Vegeta z marszu przystępuje do walki z ostatnim przeciwnikiem, ale Hit okazuje się niezwykle szybki, a jego ruchy są niezauważalne dla wszystkich. Z tego powodu Saiyanin błyskawicznie szybko zostaje pokonany. Na arenę powraca więc Goku, który przegrał nieuczciwie w walce z Freizą. Domyśla się jednak, że Hit potrafi przeskakiwać w czasie o jedną dziesiątą sekundy w przeszłość i dzięki temu przewiduje jego ruchy i trafia go za każdym razem.

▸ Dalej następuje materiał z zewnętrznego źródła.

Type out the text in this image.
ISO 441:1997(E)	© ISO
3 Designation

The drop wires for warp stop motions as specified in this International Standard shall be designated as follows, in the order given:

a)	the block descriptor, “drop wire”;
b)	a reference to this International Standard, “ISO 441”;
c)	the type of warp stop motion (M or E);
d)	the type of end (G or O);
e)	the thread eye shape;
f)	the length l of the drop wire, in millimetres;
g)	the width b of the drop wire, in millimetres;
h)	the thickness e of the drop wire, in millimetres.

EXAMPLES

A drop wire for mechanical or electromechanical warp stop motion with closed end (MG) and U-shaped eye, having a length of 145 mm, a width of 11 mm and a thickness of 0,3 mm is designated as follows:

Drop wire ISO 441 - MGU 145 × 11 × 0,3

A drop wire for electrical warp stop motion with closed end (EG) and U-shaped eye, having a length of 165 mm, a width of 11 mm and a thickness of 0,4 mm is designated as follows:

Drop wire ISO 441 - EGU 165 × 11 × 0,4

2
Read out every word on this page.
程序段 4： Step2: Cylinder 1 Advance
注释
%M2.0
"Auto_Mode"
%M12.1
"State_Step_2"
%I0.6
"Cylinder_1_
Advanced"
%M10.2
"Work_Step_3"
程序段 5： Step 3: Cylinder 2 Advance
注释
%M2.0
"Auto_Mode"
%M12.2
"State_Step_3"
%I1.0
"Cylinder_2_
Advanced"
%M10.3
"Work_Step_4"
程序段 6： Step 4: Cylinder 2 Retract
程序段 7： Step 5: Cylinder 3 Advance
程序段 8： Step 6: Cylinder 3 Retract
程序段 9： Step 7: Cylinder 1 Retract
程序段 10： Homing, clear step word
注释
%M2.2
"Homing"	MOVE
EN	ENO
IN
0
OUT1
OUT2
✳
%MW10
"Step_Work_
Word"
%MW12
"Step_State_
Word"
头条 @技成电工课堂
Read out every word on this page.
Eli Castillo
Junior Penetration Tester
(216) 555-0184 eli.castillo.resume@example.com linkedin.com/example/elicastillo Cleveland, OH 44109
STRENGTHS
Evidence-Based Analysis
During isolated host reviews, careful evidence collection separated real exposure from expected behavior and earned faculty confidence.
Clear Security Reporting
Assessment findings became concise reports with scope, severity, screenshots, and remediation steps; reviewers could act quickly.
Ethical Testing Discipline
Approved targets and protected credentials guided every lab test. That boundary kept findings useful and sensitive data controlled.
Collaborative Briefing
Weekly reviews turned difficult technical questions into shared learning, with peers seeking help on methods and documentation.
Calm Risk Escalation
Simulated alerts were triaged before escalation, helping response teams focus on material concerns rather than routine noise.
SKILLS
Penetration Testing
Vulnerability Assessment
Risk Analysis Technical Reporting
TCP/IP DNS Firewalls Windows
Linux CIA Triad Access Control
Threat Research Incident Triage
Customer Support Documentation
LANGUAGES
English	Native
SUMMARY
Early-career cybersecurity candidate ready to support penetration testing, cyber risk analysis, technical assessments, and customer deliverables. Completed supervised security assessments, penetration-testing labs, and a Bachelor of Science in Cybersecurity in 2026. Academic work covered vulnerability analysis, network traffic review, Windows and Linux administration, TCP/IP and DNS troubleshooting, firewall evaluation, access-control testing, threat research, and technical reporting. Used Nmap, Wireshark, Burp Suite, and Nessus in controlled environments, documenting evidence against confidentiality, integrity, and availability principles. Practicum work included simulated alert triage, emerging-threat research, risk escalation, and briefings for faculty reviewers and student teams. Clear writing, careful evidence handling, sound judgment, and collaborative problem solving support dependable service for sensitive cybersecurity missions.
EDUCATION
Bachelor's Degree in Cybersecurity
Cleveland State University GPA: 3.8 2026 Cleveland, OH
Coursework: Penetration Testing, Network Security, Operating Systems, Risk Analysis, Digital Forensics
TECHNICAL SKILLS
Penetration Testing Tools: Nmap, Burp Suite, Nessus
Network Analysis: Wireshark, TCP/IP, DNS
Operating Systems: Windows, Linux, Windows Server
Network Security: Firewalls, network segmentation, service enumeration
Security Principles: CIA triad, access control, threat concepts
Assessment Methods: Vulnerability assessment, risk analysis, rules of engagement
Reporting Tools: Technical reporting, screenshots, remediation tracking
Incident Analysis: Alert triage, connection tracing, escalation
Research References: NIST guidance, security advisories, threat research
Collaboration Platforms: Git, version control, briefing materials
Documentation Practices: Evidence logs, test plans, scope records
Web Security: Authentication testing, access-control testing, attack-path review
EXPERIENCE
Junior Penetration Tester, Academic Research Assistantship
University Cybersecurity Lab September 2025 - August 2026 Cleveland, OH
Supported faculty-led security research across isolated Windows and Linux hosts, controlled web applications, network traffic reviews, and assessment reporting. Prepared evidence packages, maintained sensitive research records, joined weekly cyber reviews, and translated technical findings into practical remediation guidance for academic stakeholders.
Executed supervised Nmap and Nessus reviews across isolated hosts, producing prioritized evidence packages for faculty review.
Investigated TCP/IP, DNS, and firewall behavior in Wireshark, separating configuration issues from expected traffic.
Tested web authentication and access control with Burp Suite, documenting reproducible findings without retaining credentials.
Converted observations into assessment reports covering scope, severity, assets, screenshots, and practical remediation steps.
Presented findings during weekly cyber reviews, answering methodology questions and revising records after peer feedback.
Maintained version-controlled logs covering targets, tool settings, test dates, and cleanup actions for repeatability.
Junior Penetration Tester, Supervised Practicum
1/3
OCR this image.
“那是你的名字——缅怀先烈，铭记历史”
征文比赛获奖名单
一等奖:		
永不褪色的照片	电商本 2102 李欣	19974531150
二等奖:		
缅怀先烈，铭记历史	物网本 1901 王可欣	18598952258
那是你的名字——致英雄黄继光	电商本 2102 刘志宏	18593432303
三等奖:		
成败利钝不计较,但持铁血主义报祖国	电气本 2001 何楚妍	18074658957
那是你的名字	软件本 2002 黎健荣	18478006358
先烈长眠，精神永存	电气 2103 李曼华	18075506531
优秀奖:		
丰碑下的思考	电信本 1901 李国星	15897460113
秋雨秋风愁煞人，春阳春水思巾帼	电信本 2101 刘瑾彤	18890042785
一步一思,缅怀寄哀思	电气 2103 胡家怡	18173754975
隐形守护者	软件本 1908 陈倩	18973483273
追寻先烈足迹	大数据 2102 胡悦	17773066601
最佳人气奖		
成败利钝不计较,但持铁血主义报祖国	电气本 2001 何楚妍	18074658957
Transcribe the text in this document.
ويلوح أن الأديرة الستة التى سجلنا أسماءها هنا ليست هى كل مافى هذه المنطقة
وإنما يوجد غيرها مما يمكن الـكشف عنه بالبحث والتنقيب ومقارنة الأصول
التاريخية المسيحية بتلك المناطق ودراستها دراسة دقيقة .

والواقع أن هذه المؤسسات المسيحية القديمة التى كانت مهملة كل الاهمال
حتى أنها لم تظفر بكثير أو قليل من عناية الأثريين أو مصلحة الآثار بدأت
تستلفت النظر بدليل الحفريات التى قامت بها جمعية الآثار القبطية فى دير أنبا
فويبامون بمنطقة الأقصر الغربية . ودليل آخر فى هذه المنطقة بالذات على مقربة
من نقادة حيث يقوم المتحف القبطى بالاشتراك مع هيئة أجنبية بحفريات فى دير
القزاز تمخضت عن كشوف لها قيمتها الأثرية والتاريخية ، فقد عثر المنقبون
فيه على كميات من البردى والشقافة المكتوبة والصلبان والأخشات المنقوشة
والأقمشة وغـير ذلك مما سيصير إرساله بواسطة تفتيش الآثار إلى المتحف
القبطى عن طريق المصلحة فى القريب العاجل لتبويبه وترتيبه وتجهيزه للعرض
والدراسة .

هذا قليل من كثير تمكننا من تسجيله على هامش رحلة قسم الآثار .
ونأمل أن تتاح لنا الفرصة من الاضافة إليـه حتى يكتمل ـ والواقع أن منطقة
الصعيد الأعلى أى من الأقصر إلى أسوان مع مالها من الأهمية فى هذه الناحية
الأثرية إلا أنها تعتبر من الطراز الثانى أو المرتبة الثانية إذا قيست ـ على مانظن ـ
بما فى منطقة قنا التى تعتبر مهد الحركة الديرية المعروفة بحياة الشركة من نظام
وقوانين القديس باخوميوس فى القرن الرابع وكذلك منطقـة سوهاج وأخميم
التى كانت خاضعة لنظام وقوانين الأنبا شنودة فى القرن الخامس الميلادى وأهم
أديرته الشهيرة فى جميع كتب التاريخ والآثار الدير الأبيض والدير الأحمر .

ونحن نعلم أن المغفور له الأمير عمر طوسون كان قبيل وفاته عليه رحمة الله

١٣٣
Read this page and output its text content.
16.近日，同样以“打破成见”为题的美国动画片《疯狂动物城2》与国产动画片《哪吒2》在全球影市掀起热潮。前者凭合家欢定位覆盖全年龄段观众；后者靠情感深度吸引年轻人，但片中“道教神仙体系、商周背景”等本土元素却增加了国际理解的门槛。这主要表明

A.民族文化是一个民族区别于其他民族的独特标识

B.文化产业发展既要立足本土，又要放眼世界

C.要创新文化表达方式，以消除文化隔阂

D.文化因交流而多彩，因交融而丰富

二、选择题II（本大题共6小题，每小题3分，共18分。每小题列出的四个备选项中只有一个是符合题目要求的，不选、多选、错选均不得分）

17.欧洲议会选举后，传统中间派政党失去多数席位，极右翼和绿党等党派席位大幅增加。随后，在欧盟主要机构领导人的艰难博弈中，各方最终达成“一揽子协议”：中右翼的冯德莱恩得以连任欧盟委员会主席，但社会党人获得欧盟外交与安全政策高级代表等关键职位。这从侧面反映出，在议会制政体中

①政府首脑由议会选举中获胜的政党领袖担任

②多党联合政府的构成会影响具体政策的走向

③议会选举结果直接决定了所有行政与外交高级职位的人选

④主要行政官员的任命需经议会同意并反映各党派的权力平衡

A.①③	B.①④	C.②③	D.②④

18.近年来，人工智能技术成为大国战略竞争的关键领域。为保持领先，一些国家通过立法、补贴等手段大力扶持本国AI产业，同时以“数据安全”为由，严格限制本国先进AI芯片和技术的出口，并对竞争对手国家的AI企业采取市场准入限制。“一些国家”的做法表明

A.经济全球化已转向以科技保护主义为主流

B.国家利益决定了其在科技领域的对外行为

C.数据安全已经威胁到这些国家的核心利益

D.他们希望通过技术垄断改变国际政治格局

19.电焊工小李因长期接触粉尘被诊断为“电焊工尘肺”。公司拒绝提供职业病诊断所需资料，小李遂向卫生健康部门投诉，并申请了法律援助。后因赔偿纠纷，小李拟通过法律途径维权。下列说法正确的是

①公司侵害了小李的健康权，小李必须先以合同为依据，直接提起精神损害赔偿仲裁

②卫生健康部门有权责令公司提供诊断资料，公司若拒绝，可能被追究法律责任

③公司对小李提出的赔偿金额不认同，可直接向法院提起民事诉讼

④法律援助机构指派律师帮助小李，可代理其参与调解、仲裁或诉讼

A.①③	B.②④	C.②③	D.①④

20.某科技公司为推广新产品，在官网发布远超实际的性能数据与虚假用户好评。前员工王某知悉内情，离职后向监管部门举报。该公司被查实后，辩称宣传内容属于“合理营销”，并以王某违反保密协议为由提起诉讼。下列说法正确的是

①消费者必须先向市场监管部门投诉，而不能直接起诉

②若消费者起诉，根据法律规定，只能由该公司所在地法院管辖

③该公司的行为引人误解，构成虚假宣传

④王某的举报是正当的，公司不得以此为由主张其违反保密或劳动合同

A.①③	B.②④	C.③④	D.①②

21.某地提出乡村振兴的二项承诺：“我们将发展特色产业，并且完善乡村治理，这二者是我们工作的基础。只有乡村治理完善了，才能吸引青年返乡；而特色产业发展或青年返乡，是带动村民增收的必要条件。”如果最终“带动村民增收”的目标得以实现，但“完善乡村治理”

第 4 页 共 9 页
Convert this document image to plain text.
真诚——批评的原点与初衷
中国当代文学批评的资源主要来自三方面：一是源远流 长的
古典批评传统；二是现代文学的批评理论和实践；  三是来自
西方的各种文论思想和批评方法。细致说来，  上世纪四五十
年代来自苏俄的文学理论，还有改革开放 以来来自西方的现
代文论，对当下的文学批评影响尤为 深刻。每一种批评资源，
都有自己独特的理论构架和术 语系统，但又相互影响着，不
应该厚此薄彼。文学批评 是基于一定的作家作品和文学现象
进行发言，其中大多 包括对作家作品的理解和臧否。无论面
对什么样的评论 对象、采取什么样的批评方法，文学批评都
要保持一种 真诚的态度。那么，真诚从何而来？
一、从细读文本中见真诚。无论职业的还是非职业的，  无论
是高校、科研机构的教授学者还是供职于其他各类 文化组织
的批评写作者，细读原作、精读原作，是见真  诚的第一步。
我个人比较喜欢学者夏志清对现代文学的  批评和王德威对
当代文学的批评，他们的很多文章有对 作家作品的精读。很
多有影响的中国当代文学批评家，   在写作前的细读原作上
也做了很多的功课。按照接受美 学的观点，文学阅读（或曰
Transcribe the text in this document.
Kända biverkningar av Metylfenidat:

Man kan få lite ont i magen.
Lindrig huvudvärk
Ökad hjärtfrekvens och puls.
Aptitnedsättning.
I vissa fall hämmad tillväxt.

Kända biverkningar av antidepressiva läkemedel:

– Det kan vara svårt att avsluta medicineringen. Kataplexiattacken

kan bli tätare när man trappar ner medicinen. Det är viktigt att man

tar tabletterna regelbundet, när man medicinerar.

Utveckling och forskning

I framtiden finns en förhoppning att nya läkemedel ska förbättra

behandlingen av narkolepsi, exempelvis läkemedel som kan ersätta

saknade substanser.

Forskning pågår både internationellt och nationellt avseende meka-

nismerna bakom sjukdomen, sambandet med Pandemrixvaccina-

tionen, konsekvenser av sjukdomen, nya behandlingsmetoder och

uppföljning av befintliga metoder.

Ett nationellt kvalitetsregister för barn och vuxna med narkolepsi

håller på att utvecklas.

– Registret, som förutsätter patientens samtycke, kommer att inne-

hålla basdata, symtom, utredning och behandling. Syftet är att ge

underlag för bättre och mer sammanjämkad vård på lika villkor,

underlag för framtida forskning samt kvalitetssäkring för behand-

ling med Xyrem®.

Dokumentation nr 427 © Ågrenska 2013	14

Wojownicy postanawiają więc walczyć na serio i Songo przechodzi transformację. Hit zwiększa swoje moce i najpierw przedłuża skok czasowy do jednej piątej, a potem do pół sekundy. Pobity Goku sprawia wrażenie pokonanego, ale się nie poddaje i przywołuje swą najnowszą technikę walki, której jeszcze jednak nie dopracował, a która wielokrotnie zwiększa jego moc.
Również Hit zwiększa swoją moc i szanse obu zawodników wydają się równe. Goku wie jednak, że Hit musi się powstrzymywać z powodu zasad i prosi sędziego o ich zniesienie. To wywołuje kłótnię obu Bogów Zniszczenia więc Songo schodzi po prostu z areny i tym samym oddaje walkę. Zaznacza jednak, że obaj muszą się wkrótce spotkać i zmierzyć. Na arenę wchodzi więc ostatni wojownik świata 7 Monaka, który w rzeczywistości nie potrafi nawet walczyć. Hit to zauważa i otrzymaniu od niego delikatnego ciosu sam spada z ringu i przegrywa. W ten sposób wyrównuje dług względem Goku. Po zakończeniu turnieju bogowie dają wyraźnie do zrozumienia swym zawodnikom gdzie jest ich miejsce, ale nieoczekiwanie na arenie pojawia się Król Wszechrzeczy, którego obecność przeraża zarówno Beerusa jak i Champa.